PLANCHE XXXVIII.
(VII, t. III de l'Édition royale.)
Cette peinture ingénieuse est vulgairement désignée sous le nom de la Marchande d'Amours. En s'arrêtant à cette dénomination, on admirera l'esprit de la composition et la délicatesse avec laquelle elle est rendue. Si l'on veut faire honneur à son auteur, d'un sens mystérieux, tenant aux opinions des anciens sur l'Amour, on consultera leurs livres avec nous, et l'on trouvera que ces trois Génies peuvent représenter l'Amour dans ses différens états, le besoin, le désir et la possession. Ce sont les trois Amours de Scopas, Eros, Himeros et Pothos. C'est encore, si l'on veut, l'Amour céleste, l'Amour terrestre et leur frère, participant de l'un et de l'autre, suivant Apulée. La mère et la nourrice de l'Amour, suivant Platon, Penia (l'Indigence) sera caractérisée dans cette femme qui paraît disposer des Génies. Ses cheveux mal soignés, la coiffe (mitra) coiffure commune et négligée, la chaussure grossière, la tunique étroite et sur-tout les demi-manches (brachialia) annoncent une femme pauvre et de condition basse ou servile. La jeune femme assise, vêtue d'un habit bleu céleste et d'une tunique verte, avec des bracelets et une chaussure couleur d'or, le front couvert par le bandeau qui retient ses blondes tresses, sera Vénus, la Déesse de la Beauté; celle qu'on voit derrière elle, vêtue d'une draperie violette, sera sa compagne fidelle, Pitho ou Suada, Déesse de la Persuasion, qui attire et gagne tous les cœurs. L'un des Amours, entre les genoux de Vénus, jouit du bonheur parfait dans la contemplation de la beauté, c'est le charme de la possession; un autre que Penia tire de sa prison, tend les bras à Vénus prêt à s'élancer dans ceux de la Déesse, c'est l'ardeur du désir; le troisième, encore engourdi dans sa cage, commence à s'animer; il bat les ailes, et le besoin d'aimer et d'être heureux l'avertit de l'existence. C'est ainsi que l'ingénieux système de Platon (Voy. le Banquet) peut servir à expliquer cette peinture précieuse; mais comme ce sujet appartient aux Amours, quiconque reconnaît leur empire peut les consulter pour en pénétrer le mystère.

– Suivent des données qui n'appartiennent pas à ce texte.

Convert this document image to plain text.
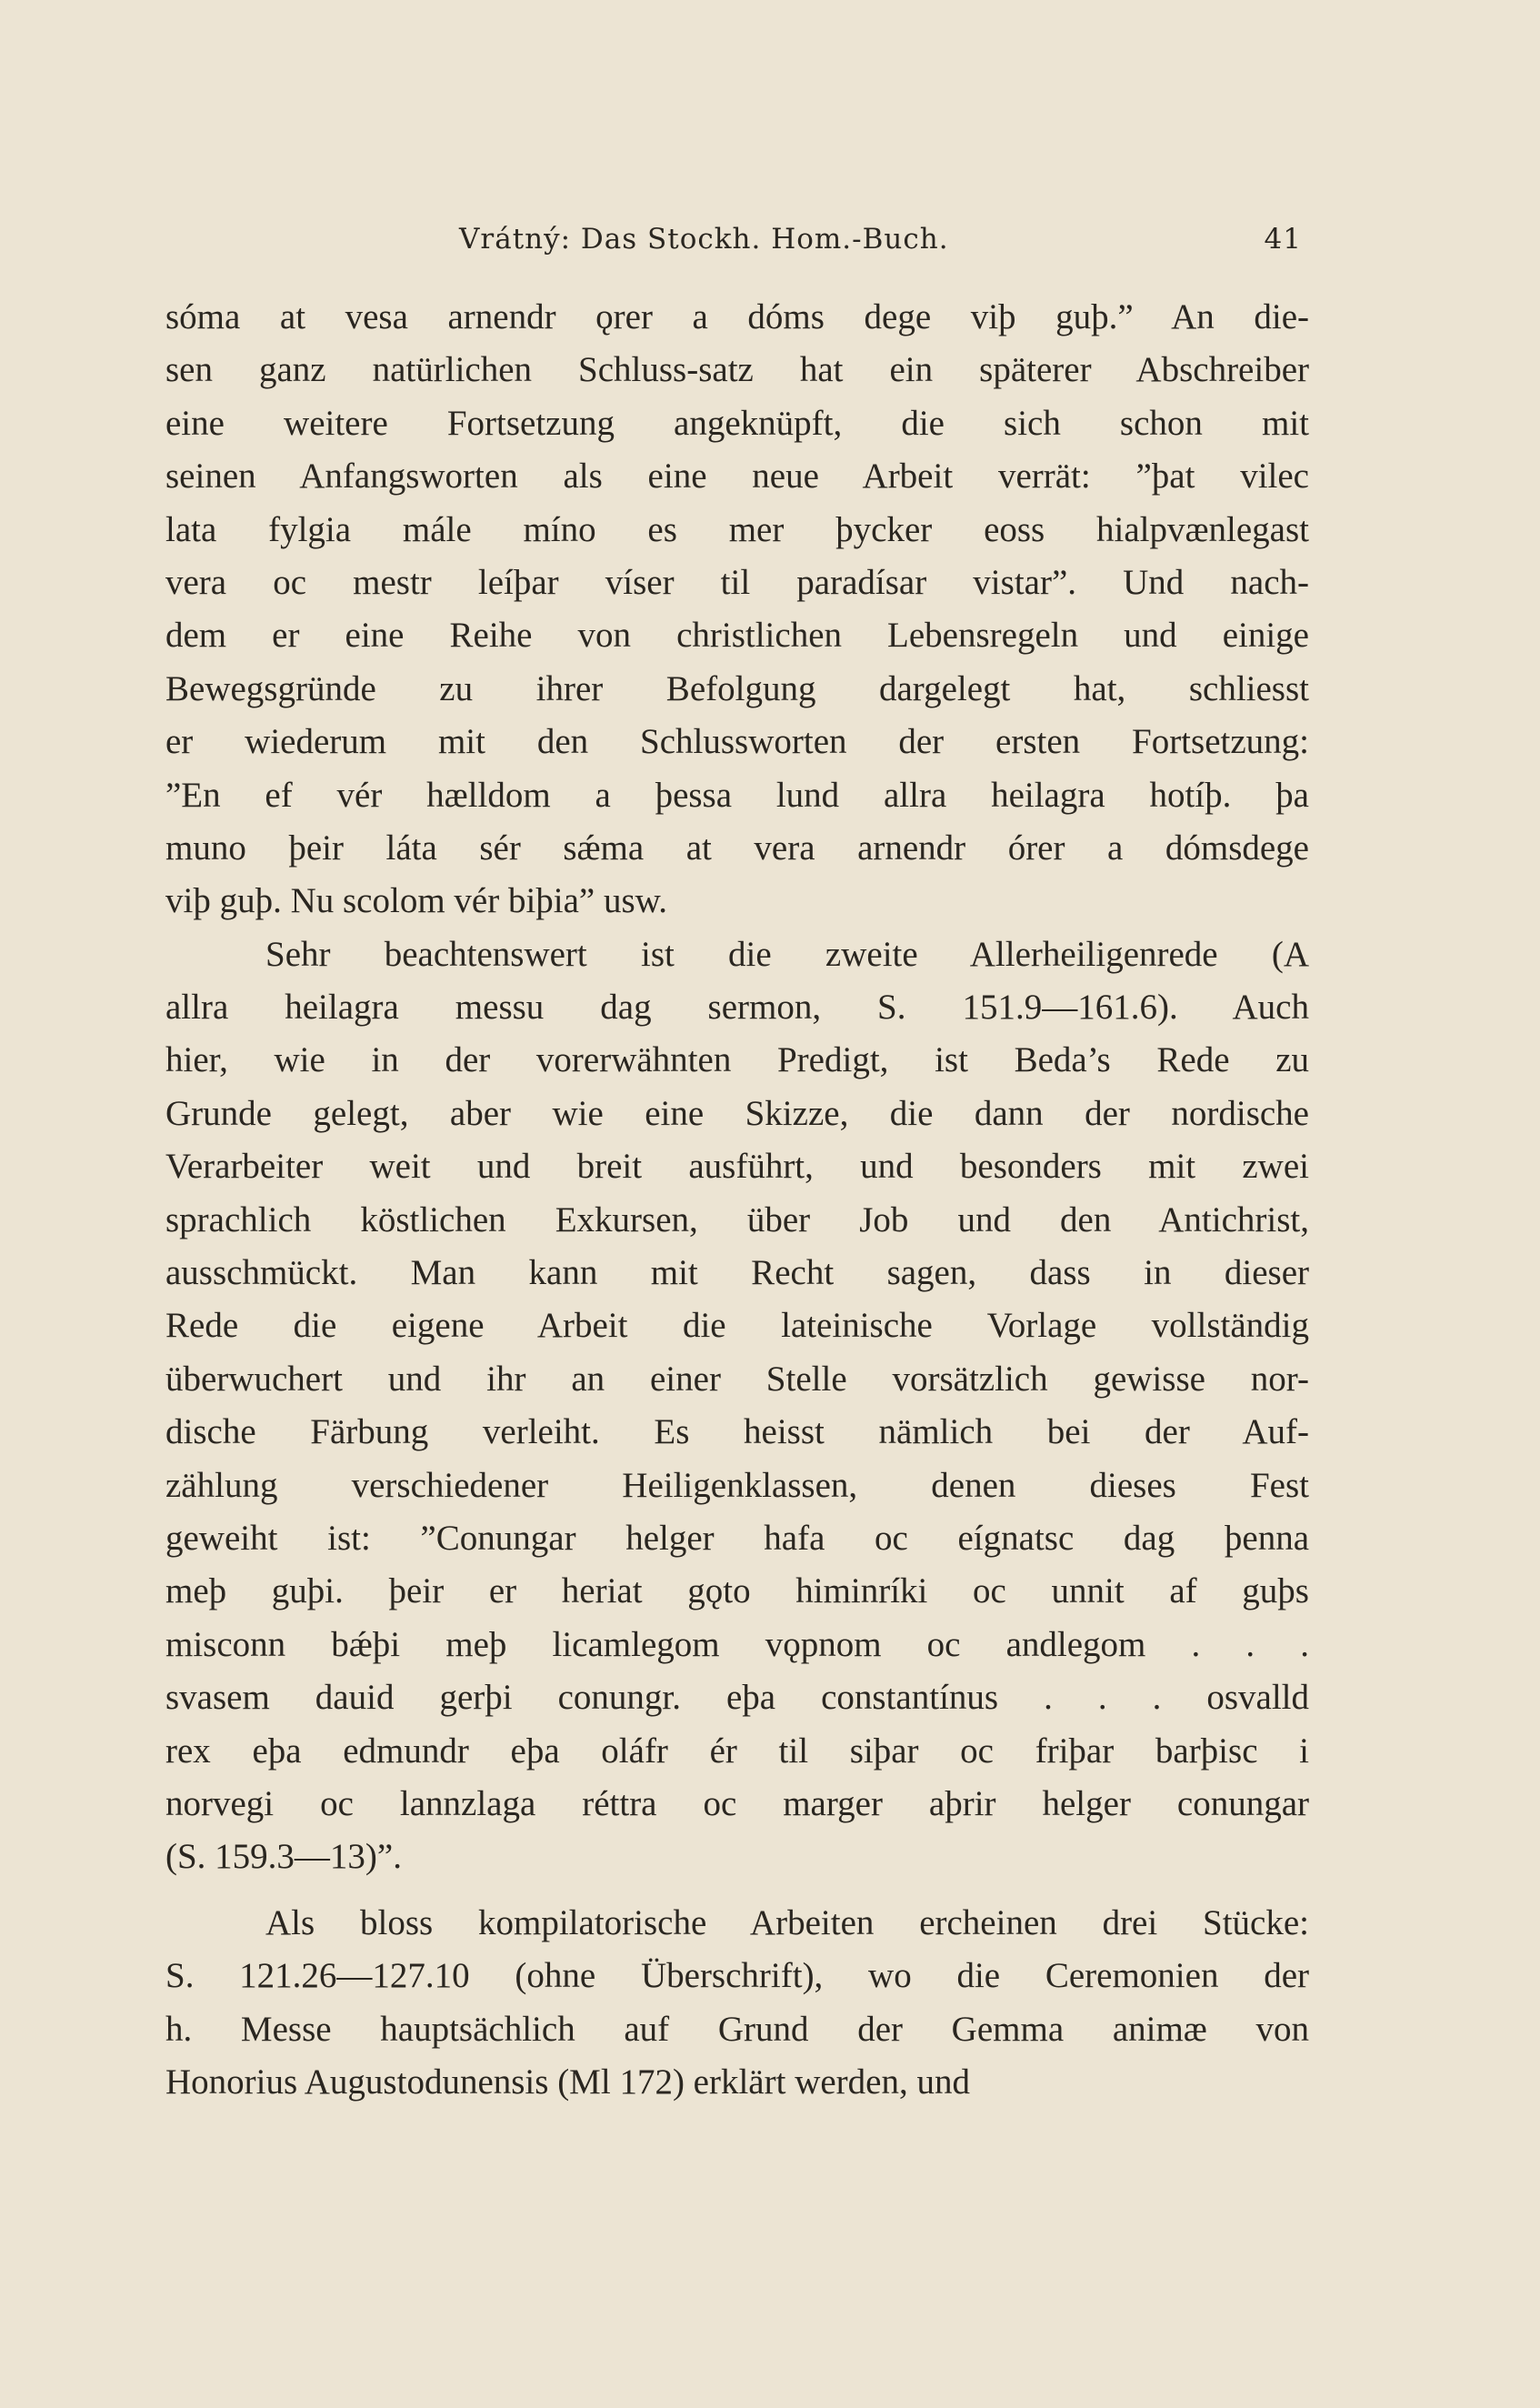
Vrátný: Das Stockh. Hom.-Buch.	41
sóma at vesa arnendr ǫrer a dóms dege viþ guþ.” An die-
sen ganz natürlichen Schluss-satz hat ein späterer Abschreiber
eine weitere Fortsetzung angeknüpft, die sich schon mit
seinen Anfangsworten als eine neue Arbeit verrät: ”þat vilec
lata fylgia mále míno es mer þycker eoss hialpvænlegast
vera oc mestr leíþar víser til paradísar vistar”. Und nach-
dem er eine Reihe von christlichen Lebensregeln und einige
Bewegsgründe zu ihrer Befolgung dargelegt hat, schliesst
er wiederum mit den Schlussworten der ersten Fortsetzung:
”En ef vér hælldom a þessa lund allra heilagra hotíþ. þa
muno þeir láta sér sǽma at vera arnendr órer a dómsdege
viþ guþ. Nu scolom vér biþia” usw.
Sehr beachtenswert ist die zweite Allerheiligenrede (A
allra heilagra messu dag sermon, S. 151.9—161.6). Auch
hier, wie in der vorerwähnten Predigt, ist Beda’s Rede zu
Grunde gelegt, aber wie eine Skizze, die dann der nordische
Verarbeiter weit und breit ausführt, und besonders mit zwei
sprachlich köstlichen Exkursen, über Job und den Antichrist,
ausschmückt. Man kann mit Recht sagen, dass in dieser
Rede die eigene Arbeit die lateinische Vorlage vollständig
überwuchert und ihr an einer Stelle vorsätzlich gewisse nor-
dische Färbung verleiht. Es heisst nämlich bei der Auf-
zählung verschiedener Heiligenklassen, denen dieses Fest
geweiht ist: ”Conungar helger hafa oc eígnatsc dag þenna
meþ guþi. þeir er heriat gǫto himinríki oc unnit af guþs
misconn bǽþi meþ licamlegom vǫpnom oc andlegom . . .
svasem dauid gerþi conungr. eþa constantínus . . . osvalld
rex eþa edmundr eþa oláfr ér til siþar oc friþar barþisc i
norvegi oc lannzlaga réttra oc marger aþrir helger conungar
(S. 159.3—13)”.
Als bloss kompilatorische Arbeiten ercheinen drei Stücke:
S. 121.26—127.10 (ohne Überschrift), wo die Ceremonien der
h. Messe hauptsächlich auf Grund der Gemma animæ von
Honorius Augustodunensis (Ml 172) erklärt werden, und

Hauteur, 1 P. 3 p°.—Largeur, 1 P. 7 p°. 5 lig.
PLANCHE XXXIX.
(IX, t. III de l'Édition royale.)
Ce Cygne à bonnes fortunes est le grand Jupiter; la belle abusée n'est point Léda; ce cercle lumineux qui rayonne autour de sa tête annonce une divinité, c'est la déesse Némésis. Jupiter n'a pu vaincre sa sévérité, il a eu recours à la ruse. La tendre Vénus, sous la forme d'un aigle, a poursuivi cet oiseau craintif; la Déesse lui donne asyle dans ses bras; elle a quitté sa couche en désordre, et ce lit aux pieds dorés, recouvert de draperies, sera complice du sommeil perfide qui va la livrer, sans défense, à cet oiseau devenu trop audacieux. De cette surprise naîtra l'œuf merveilleux; Mercure le déposera dans le sein de Léda, et de cet œuf sortira la fameuse Hélène, dont l'épouse de Tindare ne sera que la nourrice.
On peut regarder les poètes comme les pères de la fable. Dans leur langage sublime, ils personnifiaient les passions, et la superstition du vulgaire se créait des Divinités à la place des images du discours. Cette fable (et c'est l'opinion de M. Visconti, fondée sur Pausanias) paraît avoir pris sa source dans les expressions de quelque ancien poète qui, pour exprimer l'enchaînement des malheurs dont la funeste beauté d'Hélène avait rempli la Grèce et l'Asie, avait dit que cette princesse était fille de Némésis ou de l'indignation des Dieux.